Michael Hirsh ponders whether McCain might be right about a foreign policy issue. He then helpfully reminds us that this isn’t very likely:
McCain does not dispute this interpretation. “I came out of the Vietnam War convinced that frankly we could have won, and we had it won,” he says now. “Just as I believed we had the Iraq conflict won after the surge—and for which I sacrificed everything, including my presidential ambitions, that it would succeed.”

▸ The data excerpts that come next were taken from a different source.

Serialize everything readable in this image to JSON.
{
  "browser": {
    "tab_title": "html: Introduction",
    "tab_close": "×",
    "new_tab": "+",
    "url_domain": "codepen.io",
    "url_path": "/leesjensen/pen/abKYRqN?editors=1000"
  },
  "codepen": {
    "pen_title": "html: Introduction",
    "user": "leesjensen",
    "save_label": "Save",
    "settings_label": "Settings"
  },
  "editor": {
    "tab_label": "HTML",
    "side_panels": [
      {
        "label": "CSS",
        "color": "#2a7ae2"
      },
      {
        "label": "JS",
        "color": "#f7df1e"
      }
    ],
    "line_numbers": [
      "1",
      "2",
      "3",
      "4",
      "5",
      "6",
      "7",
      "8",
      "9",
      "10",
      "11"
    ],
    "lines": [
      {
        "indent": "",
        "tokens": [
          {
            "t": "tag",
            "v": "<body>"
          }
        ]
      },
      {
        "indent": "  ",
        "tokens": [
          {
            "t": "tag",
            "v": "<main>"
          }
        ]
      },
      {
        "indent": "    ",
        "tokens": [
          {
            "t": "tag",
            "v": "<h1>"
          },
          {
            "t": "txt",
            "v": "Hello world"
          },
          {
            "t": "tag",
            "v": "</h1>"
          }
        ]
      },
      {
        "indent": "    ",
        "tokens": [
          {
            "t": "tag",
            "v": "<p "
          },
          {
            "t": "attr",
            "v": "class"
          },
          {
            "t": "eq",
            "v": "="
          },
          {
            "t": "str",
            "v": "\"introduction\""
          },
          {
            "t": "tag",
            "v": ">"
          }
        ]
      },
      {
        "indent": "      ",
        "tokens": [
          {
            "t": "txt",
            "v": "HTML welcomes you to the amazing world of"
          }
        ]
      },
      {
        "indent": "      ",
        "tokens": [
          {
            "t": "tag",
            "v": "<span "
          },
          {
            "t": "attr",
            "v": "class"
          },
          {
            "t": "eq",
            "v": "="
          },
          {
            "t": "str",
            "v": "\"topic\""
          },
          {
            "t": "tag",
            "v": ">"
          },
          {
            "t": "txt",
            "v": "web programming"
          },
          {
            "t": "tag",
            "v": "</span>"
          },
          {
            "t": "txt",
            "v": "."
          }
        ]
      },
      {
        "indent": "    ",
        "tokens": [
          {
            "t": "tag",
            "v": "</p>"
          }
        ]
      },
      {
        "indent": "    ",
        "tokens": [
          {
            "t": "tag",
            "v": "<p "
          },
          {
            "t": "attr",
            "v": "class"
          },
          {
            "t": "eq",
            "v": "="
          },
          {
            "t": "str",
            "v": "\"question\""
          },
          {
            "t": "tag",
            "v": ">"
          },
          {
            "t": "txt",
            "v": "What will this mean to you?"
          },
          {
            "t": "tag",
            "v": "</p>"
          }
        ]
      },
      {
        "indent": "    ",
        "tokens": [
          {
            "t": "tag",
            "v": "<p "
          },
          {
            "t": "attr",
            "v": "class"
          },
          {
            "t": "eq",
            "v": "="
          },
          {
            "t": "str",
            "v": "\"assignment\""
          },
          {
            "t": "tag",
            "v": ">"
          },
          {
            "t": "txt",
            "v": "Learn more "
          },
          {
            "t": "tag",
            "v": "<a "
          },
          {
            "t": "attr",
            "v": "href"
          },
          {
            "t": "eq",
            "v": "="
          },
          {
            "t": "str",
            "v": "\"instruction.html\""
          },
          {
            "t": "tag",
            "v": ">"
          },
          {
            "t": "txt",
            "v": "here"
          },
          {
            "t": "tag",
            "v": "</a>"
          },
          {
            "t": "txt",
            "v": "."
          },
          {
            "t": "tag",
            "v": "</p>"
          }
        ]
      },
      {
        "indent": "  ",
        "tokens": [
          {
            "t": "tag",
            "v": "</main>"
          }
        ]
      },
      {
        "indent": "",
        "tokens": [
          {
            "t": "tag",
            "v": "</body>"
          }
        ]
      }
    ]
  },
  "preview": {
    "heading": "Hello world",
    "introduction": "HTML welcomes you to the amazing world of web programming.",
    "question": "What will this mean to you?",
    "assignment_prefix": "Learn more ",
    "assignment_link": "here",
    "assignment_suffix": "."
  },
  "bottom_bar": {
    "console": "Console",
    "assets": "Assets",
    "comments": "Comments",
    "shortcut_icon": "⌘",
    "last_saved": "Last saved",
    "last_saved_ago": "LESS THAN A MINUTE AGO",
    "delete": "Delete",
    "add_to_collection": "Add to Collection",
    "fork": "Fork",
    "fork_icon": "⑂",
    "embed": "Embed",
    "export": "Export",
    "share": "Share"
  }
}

In other words, McCain hasn’t just been wrong about Iraq. He has been stubbornly, willfully deluded about both of the biggest foreign policy blunders of the last fifty years. Like the mythology surrounding the “surge” itself, the fantasy that the U.S. had the Vietnam and Iraq wars won is what people feel compelled to believe because accepting the alternative is too unpleasant. Pretending that the U.S. “won” in Iraq or believing that the “surge” wasn’t a failure on its own terms might provide some necessary political cover for war supporters that don’t want to admit that they endorsed a disastrous policy, but we shouldn’t take it seriously as a description of what happened. Maybe Hirsh’s profile is supposed to make us think that McCain isn’t the reflexive, unthinking interventionist that we know him to be, but it just confirms that his judgment can’t be trusted.
That extends to his views on Syria and Iraq today. For instance, he has described ISIS’ advances in Iraq as an “existential threat” to the United States. Whether he believes this to be true or is just engaging in alarmist rhetoric, McCain is absolutely wrong about this. As horrible as the group is, and as dangerous as it is to Iraqis, it doesn’t pose anything like an “existential threat” to the U.S. If he is that wrong about judging the nature of the threat, why should we heed his recommendations on how to combat it? Unfortunately, this is typical for McCain: he grossly exaggerates threats to the U.S., expansively defines U.S. interests such that he sees them under attack almost everywhere, and then insists on aggressive measures to counter the threats that he has blown out of all proportion. On Syria, McCain is on record praising the role of the Saudis and Qataris in backing Islamist anti-regime forces there. ISIS in its current form is one of the by-products of this meddling by U.S. clients that McCain considered so praiseworthy. This is also typical of McCain’s record: cheering for whatever forces happen to oppose a particular targeted regime, no matter who they are or what their real goals may be. It should be obvious by now that the U.S. is not well-served by this brand of short-sighted, unthinking hawkishness.